Interferon α/β genes from a marsupial, Macropus eugenii

Abstract

This paper describes the cloning of full length marsupial type I interferon (IFN) genes and their flanking regions using a genome walking approach and PCR primers based on previously isolated partial DNA sequences. We confirm that the two major classes of Tammar Wallaby type I IFN genes are homologous with the eutherian IFN-α and IFN-β gene families. The wallaby IFN genes share a number of conserved features with their eutherian counterparts, including codons for cysteines at equivalent positions, implying similar secondary structures for the encoded proteins, and promoter regions with conserved putative regulatory motifs. Moreover, the wallaby genes have AT-rich elements in their flanking sequence corresponding to the mRNA 3′-untranslated regions, also implying that, as in eutherian mammals, rapid mRNA degradation plays a role in regulating expression of these genes. The complex nature of the type I IFN gene families in viviparous mammals (eutherians and marsupials) may reflect their recruitment into nonimmunological processes and this concept is discussed.

Introduction

The type I interferons (IFNs) are an important group of cytokines most recognised for their anti-viral action but which also possess activities related to immunomodulation, tumour suppression, cell growth and differentiation and reproduction [1], [2], [3], [4], [5]. In addition to functional differences, type I IFNs are distinguished from the type II IFN, IFN-γ, which also has anti-viral properties, based on a lack of similarity in primary amino acid structure as well as differences in gene organisation. Type I IFNs have been extensively studied in birds and, more particularly, in some eutherian mammals, at both the molecular and functional levels. In birds, although their homology relationship to mammalian type I IFNs is controversial, a relatively homogeneous assortment of genes has thus far been documented, consisting of probably no more than 10 loci in any avian species [6], [7], [8]. In contrast, a number of eutherians have a more complex gene family for the type I IFNs, encoding five structurally and/or functionally distinct subtypes - IFN-α, -β, -δ, -τ and -ω [9]. However, little direct evidence for how and why this increase in complexity came about in these eutherians during the course of evolution is available. One way of assessing this transition would be to investigate the type I IFN gene family repertoire in taxa phylogenetically intermediate to birds and eutherian mammals, namely, the ‘other’ mammals, marsupials and monotremes. A knowledge of type I IFN genes in these groups would thus provide a paradigm for the intervening steps in the evolutionary processes that have led to the high degree of multiplicity and form of these genes in eutherians.
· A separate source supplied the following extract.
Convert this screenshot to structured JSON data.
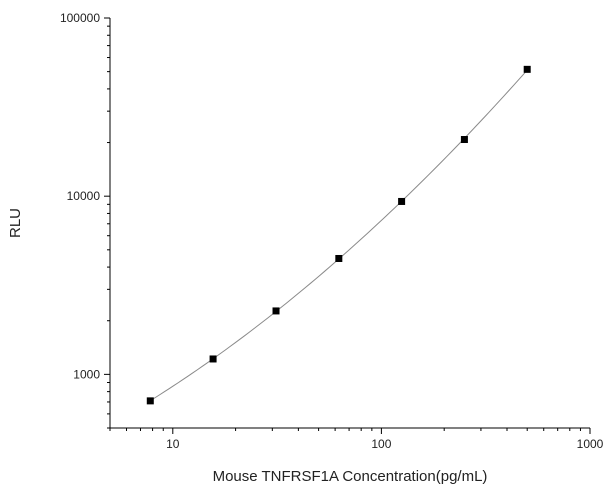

Recently, we have investigated the type I IFN genes of a model marsupial species, the Tammar Wallaby (Macropus eugenii) by a PCR-based survey of partial DNA sequences [10]. This revealed that this species possesses a complement of type I IFN genes that parallels that of eutherian species in terms of gene family complexity. It was also shown that some of the Tammar Wallaby genes are more closely related to the eutherian genes encoding either the subtypes related to IFN-α (IFN-α, -δ, -τ and -ω) or IFN-β, than they are to each other. However, wallaby genes orthologous to the minor subtypes related to IFNA (IFND, IFNW and IFNT) were not present, indicating that at the time of the marsupial-eutherian split approximately 130 million years ago (MYA) [11], the common ancestor of these two groups of mammals probably possessed distinct IFN-α and IFN-β genes but that the genes for the minor subtypes related to IFN-α had not yet arisen and were subsequently only to do so in some lineages of eutherians. In this study, to further investigate the wallaby type I IFNs, we cloned the full-length genomic copies and flanking regions, by genomic-walking PCR [12], of representatives from the two major subtype gene families (IFNA and IFNB) in the Tammar Wallaby.